Yesterday the FHFA, which has oversight over Fannie Mae and Freddie Mac took another tentative step in what passes for housing reform in politically paralyzed Washington. It announced a Request for Comment on a proposal to begin offering a mortgage-backed security issued jointly by Fannie and Freddie Mac. This is both more important than you might think and less impressive than it sounds here is why.

Credit unions need a secondary market –somewhere they can sell their mortgages to. It makes their loans cheaper, it manages risk and it ultimately allows our smaller industry to provide more mortgages to our members. Since Fannie and Freddie imploded credit unions have had a huge stake in insuring that whatever mechanism replaces them provides a cost effectively venue to sell their mortgages. Some people argue that the government is too involved in the mortgage market and shouldn’t be in the business of buying selling and guaranteeing mortgages. Others concede that Fannie and Freddie need to be reined in but wouldn’t mind seeing most of the current system kept intact.

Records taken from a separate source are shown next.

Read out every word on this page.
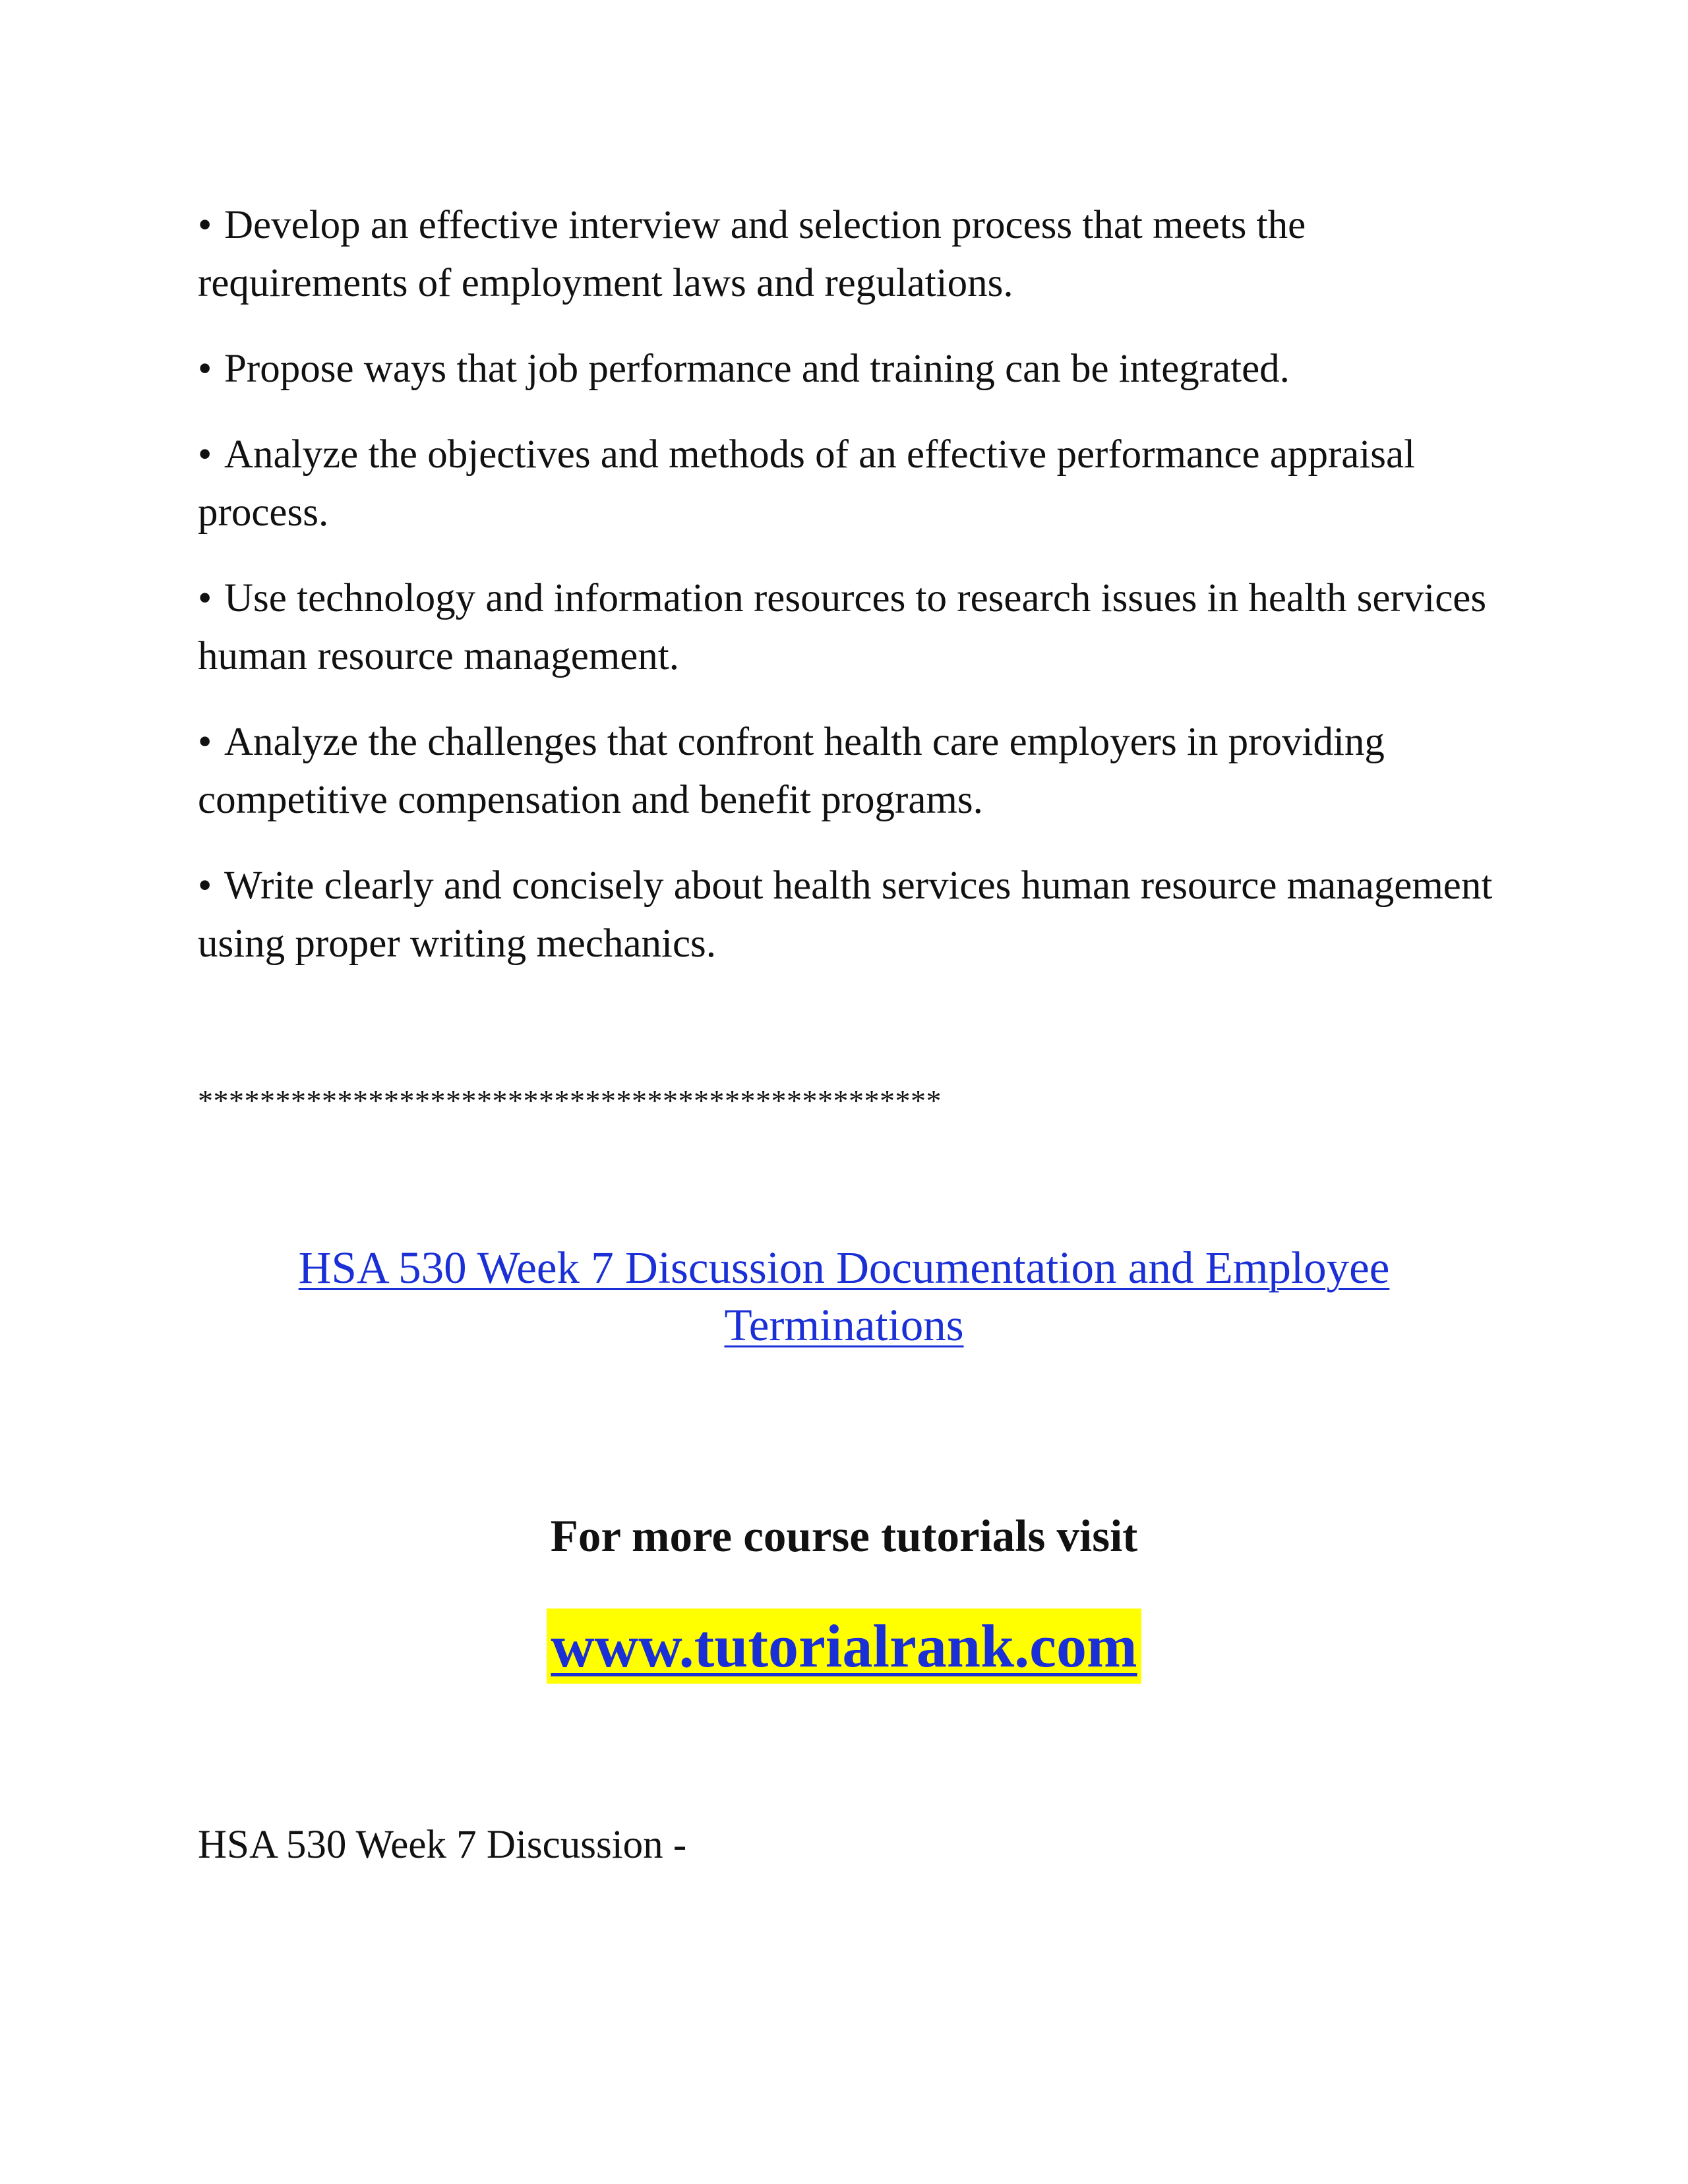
• Develop an effective interview and selection process that meets the requirements of employment laws and regulations.
• Propose ways that job performance and training can be integrated.
• Analyze the objectives and methods of an effective performance appraisal process.
• Use technology and information resources to research issues in health services human resource management.
• Analyze the challenges that confront health care employers in providing competitive compensation and benefit programs.
• Write clearly and concisely about health services human resource management using proper writing mechanics.
************************************************
HSA 530 Week 7 Discussion Documentation and Employee Terminations
For more course tutorials visit
www.tutorialrank.com
HSA 530 Week 7 Discussion -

With Washington in the grips of political paralysis increasingly it appears that the advocates of more moderate reform may win by default. Fannie and Freddie are back making gobs of money buying your mortgages and packaging them into Mortgage backed securities and the Senate was unable to reach a consensus on housing reform legislation meaning that the only entity that can really bring about any changes is the FHFA which is the conservator of the GSEs.

Currently Fannie Mae and Freddie operate independently of each other. They buy mortgages, bundle them together and sell them (Freddie Mac technically sells participation certificates instead of securities but they work in much the same way as MBS’s). With yesterday’s announcement the FHFA is putting more meat on the bones of its plans to combine the operations of the two GSEs.